Are we fit enough to compete with this game changing retailer?
That is a question nearly all traditional style retailers are asking, and if not, should be asking of themselves and their advisors.
Amazon has just launched its Amazon Prime offer in Australia.
Prime, as it is known wherever it operates, is a vital part to Amazon’s future growth as without Prime it is just another online shopping option, albeit the world’s biggest.
With Prime comes Alexa, the voice activated intelligent device that orders for you, that builds a profile of your needs and forecasts when you will need replenishment of your favorite items. It knows when you will need washing powder, butter or eggs.
Prime is now available in Australia at half what it costs in the USA, as a launch promotion.

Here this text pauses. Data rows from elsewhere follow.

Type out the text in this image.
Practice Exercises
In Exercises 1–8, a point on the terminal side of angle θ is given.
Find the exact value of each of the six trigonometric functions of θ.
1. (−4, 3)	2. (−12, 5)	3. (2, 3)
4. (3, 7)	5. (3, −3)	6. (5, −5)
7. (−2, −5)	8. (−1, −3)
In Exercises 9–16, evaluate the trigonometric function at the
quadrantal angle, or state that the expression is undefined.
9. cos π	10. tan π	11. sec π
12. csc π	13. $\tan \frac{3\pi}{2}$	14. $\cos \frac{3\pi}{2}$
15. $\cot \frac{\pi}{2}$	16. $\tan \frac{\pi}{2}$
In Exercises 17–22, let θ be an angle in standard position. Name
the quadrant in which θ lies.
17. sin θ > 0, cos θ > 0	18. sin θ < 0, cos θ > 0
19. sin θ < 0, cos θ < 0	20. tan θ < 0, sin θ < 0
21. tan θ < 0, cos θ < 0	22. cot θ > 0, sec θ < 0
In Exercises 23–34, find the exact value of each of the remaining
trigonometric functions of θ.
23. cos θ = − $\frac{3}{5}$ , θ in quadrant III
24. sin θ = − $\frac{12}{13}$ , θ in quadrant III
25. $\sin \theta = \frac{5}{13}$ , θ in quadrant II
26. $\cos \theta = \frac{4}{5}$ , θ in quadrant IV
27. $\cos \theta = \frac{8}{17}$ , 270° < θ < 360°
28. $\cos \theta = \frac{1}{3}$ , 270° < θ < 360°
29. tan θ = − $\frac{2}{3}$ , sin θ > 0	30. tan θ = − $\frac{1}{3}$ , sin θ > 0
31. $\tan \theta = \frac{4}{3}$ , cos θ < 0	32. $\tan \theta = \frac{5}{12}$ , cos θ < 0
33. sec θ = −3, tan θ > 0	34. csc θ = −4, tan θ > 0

Amazon is serious about Australia. It has stated we will “have access to the widest selection of Prime benefits of any country, ever”.
These benefits include free two business day delivery, including free delivery from the USA, to over 90 per cent of Australians. Plus movies, plus thousands of e-books, free games and the list seems endless. All this for $4.99 per month, after a free trial.
In USA, Prime is in more than half the homes and accounts for a much larger percentage of sales than online sales in Australia.
We need to do something. But what can we bricks and mortar stores do in the face of this onslaught?
We need to offer what the digital world cannot do.
Amazon are very good at keeping their promise – on time delivery of what a consumer ordered at a sharp price. What they can’t do is provide a great experience in a real store.
Most people will still want that human contact, that personalised human exchange of thoughts, advice and interaction.
Not customer service, but real customer connection and care.
What does your business do that wows, in terms of genuine customer connection? Do you call and thank them for a major purchase, ask them if they are happy with the product/service? Do you send them a birthday gift? Do you even remember their name when they next return?
All small things that people appreciate, no matter what their age or demographic is.
Is your business in the ‘Going shopping’ – the pleasurable type – or is it in the drudgery category of ‘Doing the shopping’. Amazon appeals more to the latter, and relies on price, consistency and convenience. There is not a lot of ‘experience’ in online shopping.
The challenge, particularly in the ‘Going shopping’ sector, is what can you do that is better than your competition? Find something that will impress your customer, make them remember you, and put a smile on their faces when they do. Without that, you are just one of the options. But if you treat them with special care, they come back for more.
Remember, Australians will not spend more because of Amazon, they will just change the way they spend it. Make it hard for them NOT to shop from you.
Do something. Do it well but do NOT ignore this change in the way the future will be. It is really a case of doing nothing, is not an option.
In all the words written on this subject, there are two statements that stick in my mind.
If you can put your product in a box, Amazon will sell it.
“Your margin is my opportunity”. Jeff Bezos, Amazon CEO and the richest man in the world.